After a year of COVID, what have we learned?

This week marked a whole year since the country went into lockdown as COVID-19 surged across the UK. In that year, we have seen the government repeatedly mismanage the situation, ignoring the Govt advisory group SAGE warnings until they had no option but to act. Over 126,000 lives have been lost. As the nation fell silent on Tuesday to reflect on the events of the past year, UNISON called for a full public enquiry at the earliest opportunity to ensure that lessons are learned and importantly that further deaths are prevented.

It’s been a year like no other. A year that has highlighted the importance of UNISON members as key workers and shone a spotlight on a broken care system, as the most vulnerable in society and those who care for them struggled to access PPE, and adequate sick pay to enable them to self isolate. A year where it was clear to us early on that Black workers were disproportionately affected by COVID-19, but we watched on as the government failed to address this in a timely way. And a year where the nation came out on their doorsteps to clap NHS and care workers, whilst the government proposed a miserly 1% pay offer to NHS staff.

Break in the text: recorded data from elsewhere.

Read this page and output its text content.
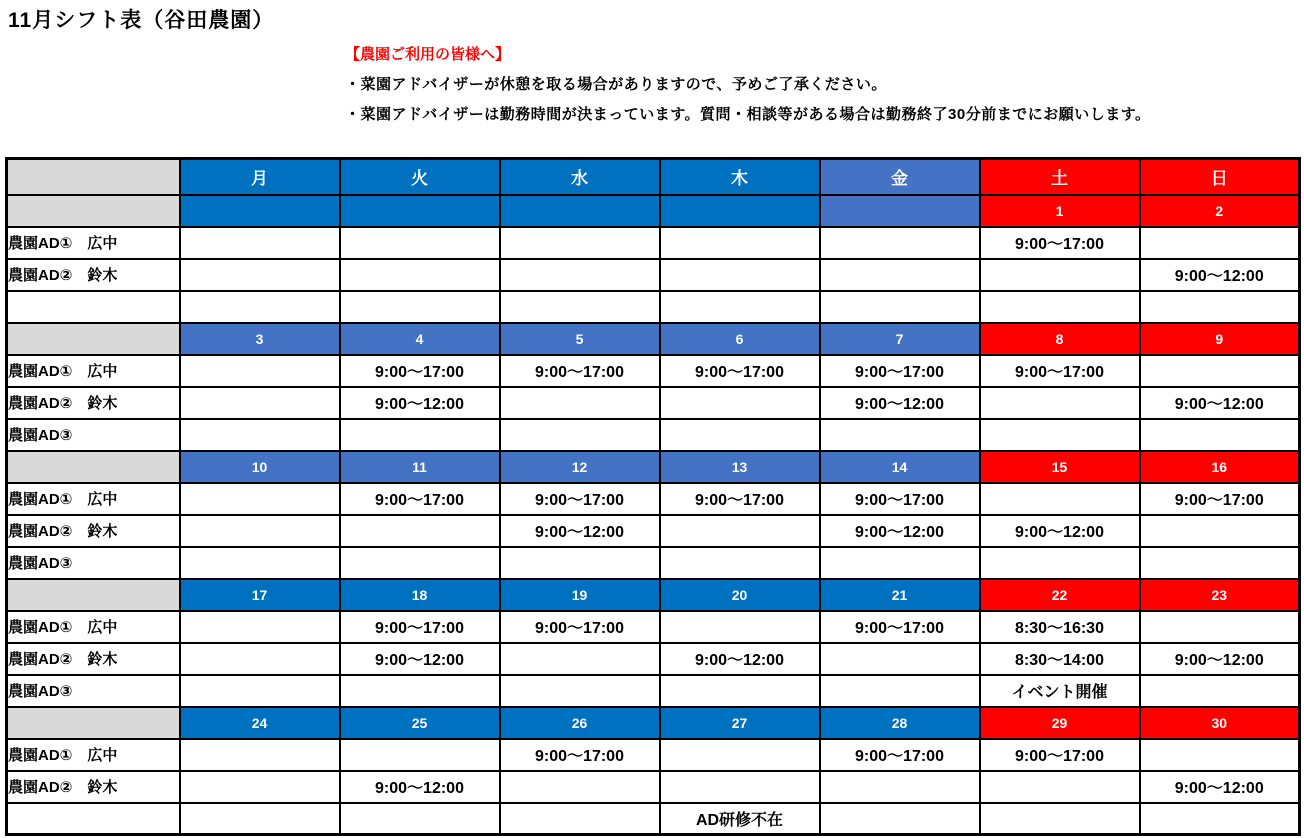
11月シフト表（谷田農園）
【農園ご利用の皆様へ】
・菜園アドバイザーが休憩を取る場合がありますので、予めご了承ください。
・菜園アドバイザーは勤務時間が決まっています。質問・相談等がある場合は勤務終了30分前までにお願いします。
	月	火	水	木	金	土	日
						1	2
農園AD①　広中						9:00～17:00	
農園AD②　鈴木							9:00～12:00

	3	4	5	6	7	8	9
農園AD①　広中		9:00～17:00	9:00～17:00	9:00～17:00	9:00～17:00	9:00～17:00	
農園AD②　鈴木		9:00～12:00			9:00～12:00		9:00～12:00
農園AD③							
	10	11	12	13	14	15	16
農園AD①　広中		9:00～17:00	9:00～17:00	9:00～17:00	9:00～17:00		9:00～17:00
農園AD②　鈴木			9:00～12:00		9:00～12:00	9:00～12:00	
農園AD③							
	17	18	19	20	21	22	23
農園AD①　広中		9:00～17:00	9:00～17:00		9:00～17:00	8:30～16:30	
農園AD②　鈴木		9:00～12:00		9:00～12:00		8:30～14:00	9:00～12:00
農園AD③						イベント開催	
	24	25	26	27	28	29	30
農園AD①　広中			9:00～17:00		9:00～17:00	9:00～17:00	
農園AD②　鈴木		9:00～12:00					9:00～12:00
				AD研修不在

Many UNISON members have been working on the frontline throughout the pandemic, in hospitals, schools, across all emergency services, utilities, councils and care homes. But for some UNISON members, this week marks a year since they gathered up their laptops and set up an office on the end of the kitchen table, never thinking they would still be there a year later. There has been a fundamental shift to the way we work, a year-long experiment in remote working. As the country unlocks over the next few months, discussions are now turning to ‘agile’ work patterns and restructures and redundancy, as many employers look to how they are going to balance a year of drastically reduced incomes. Whilst we hope that we are past the darkest of days for cases and deaths, it will be a long time before the country and the economy fully recover from this.

Last week’s Supreme Court ruling over minimum wage payments for care workers doing sleep-in shifts was a blow to so many and comes after a six-year legal battle on behalf of a UNISON member. Our position remains unchanged. Care workers should be paid in full for their sleep-in shifts. We will continue our government’s pressure to ensure that care workers are paid fairly for every hour of their shift, and will continue our wider fight, for a real ‘living wage’ for care workers.

UNISON is the union for health and social care staff, which is why it is also concerning to hear this week that the government is considering legislation to make Covid vaccines mandatory for care staff. Whilst everyone wants the pandemic to be over, and we would encourage all UNISON members to accept the vaccine when offered, a no jab, no job, law is not the way to deal with workers who may be hesitant about getting the vaccine. Allowing staff paid time off to attend vaccine appointments and a clear information programme that cuts through the anti-vax propaganda is.

I’d like to congratulate the  Frimley Health branch this week, who are celebrating victory following a two year battle to stop the privatisation of the estates and facilities departments. The branch had a very visible campaign in the workplace and attracted much media attention back in 2019, so to hear that the Trust has now dropped its plans for a wholly owned subsidiary is reassuring and should make any other Trust think twice about adopting a similar approach.

As health branches across the union gear up for another ‘Two days for £2k’ next week, The Prime Minister’s comment that the success of the UK’s vaccine programme was down to “capitalism” and “greed” are obscene and wrong. Let’s not forget that Oxford Astra Zeneca is selling their vaccine to the UK at cost and that the incredible vaccine rollout programme is down to a huge effort from the NHS, not the private sector.

As UNISON members in health ask us all to come together to shift the government away from a miserly 1% pay offer, Scotland has led the way in recognising their health staff and awarding  their NHS staff 4%, then surely this government must do more than empty hand gestures and follow suit.

Please support the NHS pay campaign, wherever you work. Wherever you are and whatever you are doing, take care and stay safe.